The Good Time Weekly Calendar of 1963 offers up an excellent Mexican-themed image for the week beginning April 21. We don’t know the model, but the photographer is identified as Turhan Bey. The name sounded familiar, so we looked him up and found that before he stepped behind the lens he was an actor known as The Turkish Delight. His career began in 1941, and he appeared in many movies, but that wasn’t why he sounded familiar. He sounded familiar because he appeared on television as recently as 1998 in a recurring role on the sci-fi series Babylon 5. It was in the mid-1950s that Bey decided to try his hand at photography, and we can’t argue with the results.

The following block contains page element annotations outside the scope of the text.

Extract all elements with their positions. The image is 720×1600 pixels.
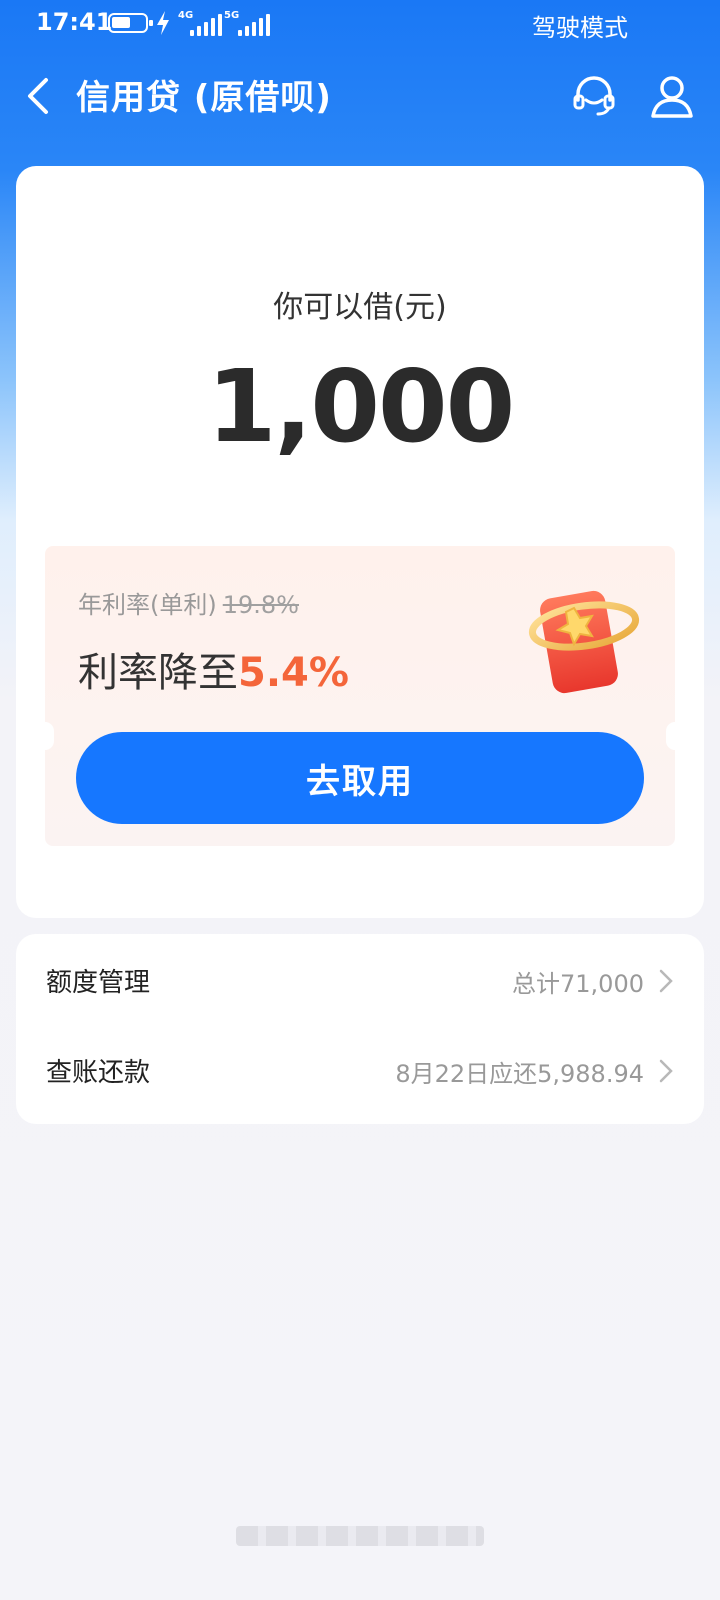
annual-rate-line: 年利率(单利) 19.8% — [78, 585, 299, 620]
signal-icon-2 — [238, 14, 270, 36]
back-icon[interactable] — [22, 72, 58, 120]
rate-reduced-line: 利率降至5.4% — [78, 640, 349, 698]
network-5g-label: 5G — [224, 10, 240, 21]
chevron-right-icon — [659, 1059, 673, 1083]
rate-reduced-text: 利率降至 — [78, 650, 238, 696]
new-rate: 5.4% — [238, 650, 349, 696]
user-icon[interactable] — [650, 72, 694, 120]
quota-value: 总计71,000 — [512, 970, 644, 998]
list-item-quota[interactable]: 额度管理 总计71,000 — [16, 934, 704, 1024]
borrow-amount: 1,000 — [206, 348, 515, 465]
use-rate-button[interactable]: 去取用 — [76, 732, 644, 824]
chevron-right-icon — [659, 969, 673, 993]
status-bar: 17:41 4G 5G 驾驶模式 — [0, 0, 720, 48]
signal-icon — [190, 14, 222, 36]
borrow-label: 你可以借(元) — [273, 290, 447, 325]
annual-rate-label: 年利率(单利) — [78, 591, 217, 619]
red-envelope-icon — [528, 590, 640, 694]
customer-service-icon[interactable] — [570, 72, 618, 120]
list-item-repay[interactable]: 查账还款 8月22日应还5,988.94 — [16, 1024, 704, 1114]
driving-mode-label[interactable]: 驾驶模式 — [532, 8, 628, 43]
repay-value: 8月22日应还5,988.94 — [395, 1060, 644, 1088]
charging-icon — [157, 11, 169, 35]
bottom-watermark — [236, 1526, 484, 1546]
account-list: 额度管理 总计71,000 查账还款 8月22日应还5,988.94 — [16, 934, 704, 1124]
ticket-notch-left — [36, 722, 54, 750]
page-title: 信用贷 (原借呗) — [76, 78, 332, 118]
quota-label: 额度管理 — [46, 968, 151, 998]
old-rate: 19.8% — [222, 591, 299, 619]
ticket-notch-right — [666, 722, 684, 750]
battery-icon — [108, 13, 153, 33]
status-time: 17:41 — [36, 8, 113, 36]
nav-bar: 信用贷 (原借呗) — [0, 48, 720, 144]
repay-label: 查账还款 — [46, 1058, 151, 1088]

This week’s quips come from some of the usual suspects, but also include an observation from 15th century playwright William Congreve. In Congreve the folks at Good Time Weekly have finally chosen a wit worthy of respect. Congreve not only popularized the expression “kiss and tell,” but also originated the lines, “Music has charms to soothe a savage breast,” and “Heaven has no rage like love to hatred turned, nor hell a fury like a woman scorned.” But our favorite Congreve is this one: “Uncertainty and expectation are the joys of life. Security is an insipid thing.” We remind ourselves of that every moment we go without internet service. But insipid security looms, finally—we’re told service will be established in our new place within seven days.
April 21: “Love is a game of continuous surprise; he who is smart should never blow his knows.”—He-who Who-he
April 22: Everybody loves a lover but not when he’s on a public phone.
April 23: “Intuition is the strange instinct that tells a woman she is right whether she is or not.”—Paul Gibson
April 24: Women and glass are always in danger.—Portuguese Prov.
April 25: “Oh, fie, Miss, you must not kiss and tell.”—William Congreve
April 26: “Actually, most women keep secrets as well as men. It just takes more women.”—St. Clyde Melton, Jr.
April 27: “In Hollywood half the people are waiting to be discovered—the other half are afraid they will be.”—Pat Buttram.